Data Platform/Data Lake/Content/Mediawiki wikitext history
wmf.mediawiki_wikitext_history
is a dataset available in the Data Lake that provides the full content of all revisions, past and present, from Wikimedia wikis (except Wikidata).
The content is stored as unparsed Wikitext. Each monthly snapshot should arrive between the 10th and 12th of the following month.
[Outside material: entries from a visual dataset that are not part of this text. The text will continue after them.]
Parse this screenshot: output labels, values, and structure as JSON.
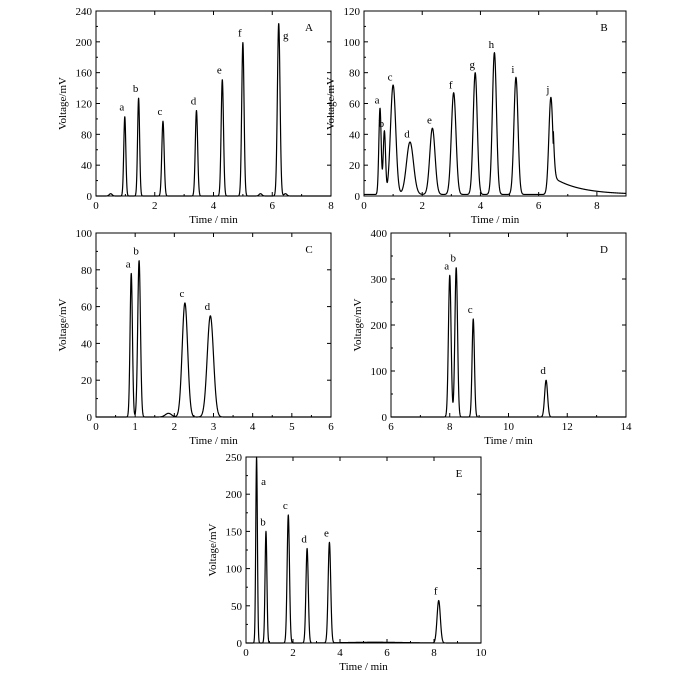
{
  "chart_data": [
    {
      "type": "line",
      "panel": "A",
      "xlabel": "Time / min",
      "ylabel": "Voltage/mV",
      "xlim": [
        0,
        8
      ],
      "ylim": [
        0,
        240
      ],
      "xticks": [
        0,
        2,
        4,
        6,
        8
      ],
      "yticks": [
        0,
        40,
        80,
        120,
        160,
        200,
        240
      ],
      "baseline": 0,
      "peaks": [
        {
          "label": "a",
          "t": 0.98,
          "h": 103,
          "w": 0.035
        },
        {
          "label": "b",
          "t": 1.45,
          "h": 127,
          "w": 0.035
        },
        {
          "label": "c",
          "t": 2.28,
          "h": 97,
          "w": 0.04
        },
        {
          "label": "d",
          "t": 3.42,
          "h": 111,
          "w": 0.04
        },
        {
          "label": "e",
          "t": 4.3,
          "h": 151,
          "w": 0.04
        },
        {
          "label": "f",
          "t": 5.0,
          "h": 199,
          "w": 0.04
        },
        {
          "label": "g",
          "t": 6.22,
          "h": 224,
          "w": 0.045
        }
      ],
      "extra_bumps": [
        {
          "t": 0.5,
          "h": 3,
          "w": 0.05
        },
        {
          "t": 5.6,
          "h": 3,
          "w": 0.05
        },
        {
          "t": 6.45,
          "h": 3,
          "w": 0.05
        }
      ]
    },
    {
      "type": "line",
      "panel": "B",
      "xlabel": "Time / min",
      "ylabel": "Voltage/mV",
      "xlim": [
        0,
        9
      ],
      "ylim": [
        0,
        120
      ],
      "xticks": [
        0,
        2,
        4,
        6,
        8
      ],
      "yticks": [
        0,
        20,
        40,
        60,
        80,
        100,
        120
      ],
      "baseline": 1,
      "peaks": [
        {
          "label": "a",
          "t": 0.55,
          "h": 56,
          "w": 0.04
        },
        {
          "label": "b",
          "t": 0.7,
          "h": 41,
          "w": 0.04
        },
        {
          "label": "c",
          "t": 1.0,
          "h": 71,
          "w": 0.09
        },
        {
          "label": "d",
          "t": 1.58,
          "h": 34,
          "w": 0.12
        },
        {
          "label": "e",
          "t": 2.35,
          "h": 43,
          "w": 0.09
        },
        {
          "label": "f",
          "t": 3.08,
          "h": 66,
          "w": 0.08
        },
        {
          "label": "g",
          "t": 3.82,
          "h": 79,
          "w": 0.07
        },
        {
          "label": "h",
          "t": 4.48,
          "h": 92,
          "w": 0.07
        },
        {
          "label": "i",
          "t": 5.22,
          "h": 76,
          "w": 0.07
        },
        {
          "label": "j",
          "t": 6.42,
          "h": 63,
          "w": 0.07
        }
      ],
      "tail": {
        "t0": 6.5,
        "h": 11,
        "tau": 0.9
      }
    },
    {
      "type": "line",
      "panel": "C",
      "xlabel": "Time / min",
      "ylabel": "Voltage/mV",
      "xlim": [
        0,
        6
      ],
      "ylim": [
        0,
        100
      ],
      "xticks": [
        0,
        1,
        2,
        3,
        4,
        5,
        6
      ],
      "yticks": [
        0,
        20,
        40,
        60,
        80,
        100
      ],
      "baseline": 0,
      "peaks": [
        {
          "label": "a",
          "t": 0.9,
          "h": 78,
          "w": 0.03
        },
        {
          "label": "b",
          "t": 1.1,
          "h": 85,
          "w": 0.035
        },
        {
          "label": "c",
          "t": 2.27,
          "h": 62,
          "w": 0.07
        },
        {
          "label": "d",
          "t": 2.92,
          "h": 55,
          "w": 0.08
        }
      ],
      "extra_bumps": [
        {
          "t": 1.85,
          "h": 2,
          "w": 0.08
        }
      ]
    },
    {
      "type": "line",
      "panel": "D",
      "xlabel": "Time / min",
      "ylabel": "Voltage/mV",
      "xlim": [
        6,
        14
      ],
      "ylim": [
        0,
        400
      ],
      "xticks": [
        6,
        8,
        10,
        12,
        14
      ],
      "yticks": [
        0,
        100,
        200,
        300,
        400
      ],
      "baseline": 0,
      "peaks": [
        {
          "label": "a",
          "t": 8.0,
          "h": 308,
          "w": 0.045
        },
        {
          "label": "b",
          "t": 8.22,
          "h": 325,
          "w": 0.045
        },
        {
          "label": "c",
          "t": 8.8,
          "h": 213,
          "w": 0.04
        },
        {
          "label": "d",
          "t": 11.28,
          "h": 80,
          "w": 0.05
        }
      ]
    },
    {
      "type": "line",
      "panel": "E",
      "xlabel": "Time / min",
      "ylabel": "Voltage/mV",
      "xlim": [
        0,
        10
      ],
      "ylim": [
        0,
        250
      ],
      "xticks": [
        0,
        2,
        4,
        6,
        8,
        10
      ],
      "yticks": [
        0,
        50,
        100,
        150,
        200,
        250
      ],
      "baseline": 0,
      "peaks": [
        {
          "label": "a",
          "t": 0.45,
          "h": 250,
          "w": 0.035
        },
        {
          "label": "b",
          "t": 0.85,
          "h": 150,
          "w": 0.04
        },
        {
          "label": "c",
          "t": 1.8,
          "h": 172,
          "w": 0.05
        },
        {
          "label": "d",
          "t": 2.6,
          "h": 127,
          "w": 0.05
        },
        {
          "label": "e",
          "t": 3.55,
          "h": 135,
          "w": 0.055
        },
        {
          "label": "f",
          "t": 8.2,
          "h": 57,
          "w": 0.07
        }
      ],
      "extra_bumps": [
        {
          "t": 5.5,
          "h": 1,
          "w": 1.2
        }
      ]
    }
  ]
}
Wikidata is excluded to reduce the total latency of the dataset from about 23 days to about 11. This shouldn't be a problem, since it is strongly recommended not to use its XML dumps.
Schema
Note: The snapshot
and wiki_db
fields are Hive partitions. They explicitly map to snapshot folders in HDFS. Since the full data is present in every snapshot up to the latest snapshot date, you should always pick a single snapshot in the where
clause of your query.
col_name | data_type | comment |
---|---|---|
page_id | bigint | id of the page |
page_namespace | int | namespace of the page |
page_title | string | title of the page |
page_redirect_title | string | title of the redirected-to page |
page_restrictions | array<string> | restrictions of the page |
user_id | bigint | id of the user that made the revision (or -1 if anonymous) |
user_text | string | text of the user that made the revision (either username or IP) |
revision_id | bigint | id of the revision |
revision_parent_id | bigint | id of the parent revision |
revision_timestamp | string | timestamp of the revision (ISO8601 format) |
revision_minor_edit | boolean | whether this revision is a minor edit or not |
revision_comment | string | Comment made with revision |
revision_text_bytes | bigint | bytes number of the revision text |
revision_text_sha1 | string | sha1 hash of the revision text |
revision_text | string | text of the revision |
revision_content_model | string | content model of the revision |
revision_content_format | string | content format of the revision |
snapshot | string | Versioning information to keep multiple datasets (YYYY-MM for regular imports) |
wiki_db | string | The wiki_db project |
Changes and known problems
Date | Phab
Task |
Snapshot version | Details |
---|---|---|---|
2024-03-01 | task T357859 | 2024-02 | Wikidata is now excluded in order to dramatically speed up the pipeline. |
2019-11-01 | task T236687 | 2019-10 | Change underlying file format from parquet to avro to prevent memory issues at read time.
|
2018-09-01 | task T202490 | 2018-09 | Creation of the table. Data starts to flow regularly (every month). |
Pipeline
- The
pages-meta-history
public XML data dumps. The bottleneck is the English Wikipedia dump, which finishes between the 7th and the 9th (Wikidata generally takes until the 19th, which is why it is split into a separate job (wikidata_wikitext_history). - A Puppet-managed SystemD timer runs a Python script that imports the XML dump files into HDFS, in folders following the pattern
hdfs:///wmf/data/raw/mediawiki/dumps/pages_meta_history/YYYYMMDD/WIKI_DB
. Wikidata is excluded from this step. - An Airflow job refines the XML dumps into Avro data, stored in folders with the pattern:
hdfs:///wmf/data/wmf/mediawiki/wikitext/history/snapshot=YYYY-MM/wiki_db=WIKI_DB
Note that there is a one month difference between the snapshot value of the Avro-converted data and the raw XML data. This is because our convention in the Data Lake is that the date tells what data is available (for instance, 2019-11 means that data for 2019-11 is present), while with the dumps, the date tells when the dump process started (for instance, 20191201 means the dump started on 2019-12-01, so it will have data for 2019-11 but not 2019-12).
The data is stored in Avro format rather than Parquet to prevent memory errors due to vectorized columnar reading in Parquet.